The act triggered massive criticism online. In light of China's recent legislation to ban food waste, state media outlets and government agencies criticized the milk-wasting behavior.

On 7 May 2021, iQiyi closed all the voting channels, and announced on social media that the finale is cancelled and postponed, as it reviews and adjusts the rules of the show.

===Finale cancellation===
After the milk-wasting controversy broke, the production of the finale scheduled on 8 May 2021 was suspended since 5 May 2021. In the afternoon of 6 May 2021, the eliminated trainees returned to Dachang, the filming site of Youth With You, for the finale rehearsal, but left the site that night.

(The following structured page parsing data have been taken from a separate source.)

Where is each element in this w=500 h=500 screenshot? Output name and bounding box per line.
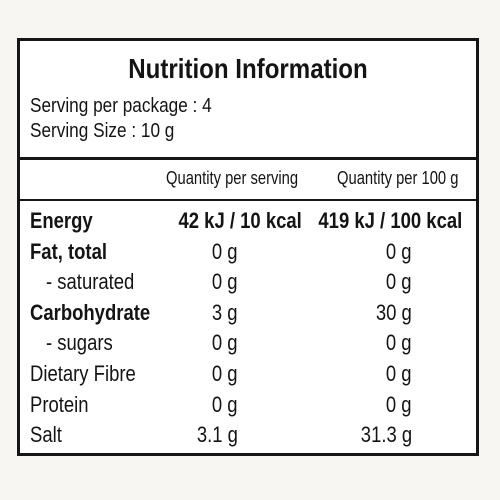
- value-per-serving: 0 g: [212, 330, 238, 356]
- row-label: Dietary Fibre: [30, 360, 136, 386]
- row-label: - sugars: [46, 330, 113, 356]
- row-protein: Protein 0 g 0 g: [20, 389, 476, 420]
- value-per-100g: 0 g: [386, 391, 412, 417]
- value-per-serving: 0 g: [212, 238, 238, 264]
- value-per-serving: 0 g: [212, 391, 238, 417]
- row-carbohydrate: Carbohydrate 3 g 30 g: [20, 297, 476, 328]
- value-per-serving: 0 g: [212, 269, 238, 295]
- row-label: Fat, total: [30, 238, 108, 264]
- row-label: Carbohydrate: [30, 299, 151, 325]
- row-sugars: - sugars 0 g 0 g: [20, 327, 476, 358]
- column-header-per-serving: Quantity per serving: [166, 168, 299, 188]
- thick-divider: [20, 157, 476, 160]
- value-per-100g: 30 g: [376, 299, 412, 325]
- value-per-100g: 419 kJ / 100 kcal: [318, 208, 462, 233]
- value-per-100g: 31.3 g: [360, 422, 412, 448]
- row-label: Salt: [30, 422, 62, 448]
- panel-title: Nutrition Information: [128, 53, 368, 84]
- row-label: Energy: [30, 208, 93, 233]
- thin-divider: [20, 199, 476, 201]
- row-label: Protein: [30, 391, 89, 417]
- value-per-serving: 42 kJ / 10 kcal: [178, 208, 302, 233]
- serving-size: Serving Size : 10 g: [30, 120, 175, 142]
- value-per-serving: 0 g: [212, 360, 238, 386]
- nutrition-panel: Nutrition Information Serving per packag…: [17, 38, 479, 456]
- row-fat-total: Fat, total 0 g 0 g: [20, 236, 476, 267]
- row-saturated: - saturated 0 g 0 g: [20, 266, 476, 297]
- value-per-serving: 3 g: [212, 299, 238, 325]
- value-per-serving: 3.1 g: [196, 422, 238, 448]
- serving-per-package: Serving per package : 4: [30, 95, 212, 117]
- value-per-100g: 0 g: [386, 330, 412, 356]
- row-salt: Salt 3.1 g 31.3 g: [20, 419, 476, 450]
- row-label: - saturated: [46, 269, 135, 295]
- row-dietary-fibre: Dietary Fibre 0 g 0 g: [20, 358, 476, 389]
- nutrient-table: Energy 42 kJ / 10 kcal 419 kJ / 100 kcal…: [20, 205, 476, 450]
- column-header-per-100g: Quantity per 100 g: [337, 168, 459, 188]
- value-per-100g: 0 g: [386, 360, 412, 386]
- row-energy: Energy 42 kJ / 10 kcal 419 kJ / 100 kcal: [20, 205, 476, 236]
- value-per-100g: 0 g: [386, 269, 412, 295]
- value-per-100g: 0 g: [386, 238, 412, 264]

On 7 May 2021, iQiyi closed all the voting channels, and announced that the finale is cancelled and postponed. The future of the finale remained unclear at that point, as to whether it would postponed, cancelled completely, or the filming site would be changed.

News broke out that the finale has been recorded low-key or rehearsed in the midnight of 8 May. The debut team is reportedly formed and the team name is rumoured to be "NINEVER", while the 9-member line-up is consist of Luo Yizhou, Jojo Tang Jiuzhou, Lian Huaiwei, Neil Liu Guanyou, Jerome Deng Xiaoci, Kachine Sun Yinghao, Liu Jun, X Duan Xingxing, Sun Yihang. The ranking is speculated to be without manipulation as the show is under pressure.

Meanwhile, on 8 May 2021, many of the top 19 trainees who are not in the debut team has left respectively.

However, on 9 May 2021, iQIYI and the management of Youth With You announced on Weibo that the finale was cancelled and denied that they have formed a debut team.